- Relator(a)
- Ministro Reynaldo Soares da Fonseca
- Órgão julgador
- Quinta Turma
- Data do julgamento
- 21/02/2017
- Data de publicação
- 24/02/2017
STJ – Acórdão, Rel. Ministro Reynaldo Soares da Fonseca, Quinta Turma, j. 21/02/2017, p. 24/02/2017
AGRAVO REGIMENTAL NO AGRAVO EM RECURSO ESPECIAL. POLICIAL CIVIL. TORTURA SEGUIDA DE MORTE. OCULTAÇÃO DE CADÁVER. RENÚNCIA DO ADVOGADO. NULIDADE. INOCORRÊNCIA. CORPO DE DELITO. DESAPARECIMENTO DOS VESTÍGIOS. PROVA TESTEMUNHAL. ABSOLVIÇÃO PLEITEADA EM ALEGAÇÕES FINAIS PELO MINISTÉRIO PÚBLICO. PRINCÍPIO DO LIVRE CONVENCIMENTO MOTIVADO. EXAME APROFUNDADO DO MATERIAL FÁTICO-PROBATÓRIO. SUM. N. 7/STJ. RECURSO FUNDAMENTADO TAMBÉM NA ALÍNEA "A" DO PERMISSIVO CONSTITUCIONAL. INCIDÊNCIA DA SÚM. N. 83/STJ. 1. A simples protocolização de petição de renúncia aos poderes do mandato outorgado a advogado não basta para que se aperfeiçoe o ato.

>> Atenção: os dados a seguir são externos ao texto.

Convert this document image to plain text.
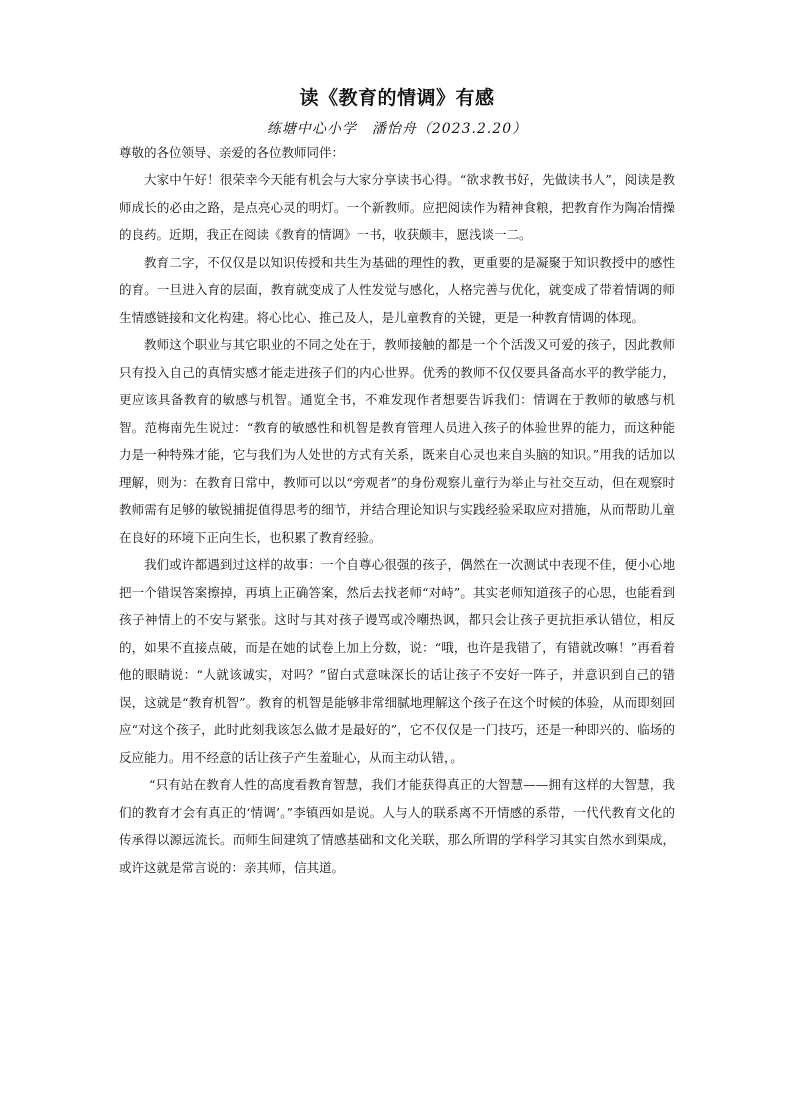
读《教育的情调》有感

练塘中心小学　潘怡舟（2023.2.20）

尊敬的各位领导、亲爱的各位教师同伴：

大家中午好！很荣幸今天能有机会与大家分享读书心得。“欲求教书好，先做读书人”，阅读是教师成长的必由之路，是点亮心灵的明灯。一个新教师。应把阅读作为精神食粮，把教育作为陶冶情操的良药。近期，我正在阅读《教育的情调》一书，收获颇丰，愿浅谈一二。

教育二字，不仅仅是以知识传授和共生为基础的理性的教，更重要的是凝聚于知识教授中的感性的育。一旦进入育的层面，教育就变成了人性发觉与感化，人格完善与优化，就变成了带着情调的师生情感链接和文化构建。将心比心、推己及人，是儿童教育的关键，更是一种教育情调的体现。

教师这个职业与其它职业的不同之处在于，教师接触的都是一个个活泼又可爱的孩子，因此教师只有投入自己的真情实感才能走进孩子们的内心世界。优秀的教师不仅仅要具备高水平的教学能力，更应该具备教育的敏感与机智。通览全书，不难发现作者想要告诉我们：情调在于教师的敏感与机智。范梅南先生说过：“教育的敏感性和机智是教育管理人员进入孩子的体验世界的能力，而这种能力是一种特殊才能，它与我们为人处世的方式有关系，既来自心灵也来自头脑的知识。”用我的话加以理解，则为：在教育日常中，教师可以以“旁观者”的身份观察儿童行为举止与社交互动，但在观察时教师需有足够的敏锐捕捉值得思考的细节，并结合理论知识与实践经验采取应对措施，从而帮助儿童在良好的环境下正向生长，也积累了教育经验。

我们或许都遇到过这样的故事：一个自尊心很强的孩子，偶然在一次测试中表现不佳，便小心地把一个错误答案擦掉，再填上正确答案，然后去找老师“对峙”。其实老师知道孩子的心思，也能看到孩子神情上的不安与紧张。这时与其对孩子谩骂或冷嘲热讽，都只会让孩子更抗拒承认错位，相反的，如果不直接点破，而是在她的试卷上加上分数，说：“哦，也许是我错了，有错就改嘛！”再看着他的眼睛说：“人就该诚实，对吗？”留白式意味深长的话让孩子不安好一阵子，并意识到自己的错误，这就是“教育机智”。教育的机智是能够非常细腻地理解这个孩子在这个时候的体验，从而即刻回应“对这个孩子，此时此刻我该怎么做才是最好的”，它不仅仅是一门技巧，还是一种即兴的、临场的反应能力。用不经意的话让孩子产生羞耻心，从而主动认错，。

“只有站在教育人性的高度看教育智慧，我们才能获得真正的大智慧——拥有这样的大智慧，我们的教育才会有真正的‘情调’。”李镇西如是说。人与人的联系离不开情感的系带，一代代教育文化的传承得以源远流长。而师生间建筑了情感基础和文化关联，那么所谓的学科学习其实自然水到渠成，或许这就是常言说的：亲其师，信其道。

Necessário prova de que o mandante foi cientificado. 2. O advogado que renunciou interpôs apelação e o novo causídico recurso especial e extraordinário. A não apresentação de memoriais ou sustentação oral no julgamento do apelo, ambos de caráter facultativo, não implica nulidade. 3. As instâncias ordinárias, soberanas na análise das circunstâncias fáticas da causa, entenderam que o recorrente praticou o crime de tortura seguida de morte e que estavam comprovadas a autoria e materialidade do delito. Concluir de forma diversa, implica exame aprofundado do material fático-probatório, inviável em recurso especial, a teor da Súm. n. 7/STJ. 4. Desaparecidos os vestígios, a prova testemunhal pode suprir a falta do exame de corpo de delito, mesmo porque o acusado, na hipótese, foi, também, denunciado por ocultação de cadáver, delito atingido pela prescrição. 5. A manifestação do Ministério Público, em alegações finais, pela absolvição do réu, não vincula o julgador, que possui liberdade para decidir de acordo com o seu livre convencimento. 6. Aplica-se a Súm. n. 83/STJ ao recurso especial interposto com fulcro na alínea "a" do permissivo constitucional. 7. Agravo regimental a que se nega provimento. (AgRg no AREsp n. 431.461/MA, relator Ministro Reynaldo Soares da Fonseca, Quinta Turma, julgado em 21/2/2017, DJe de 24/2/2017.)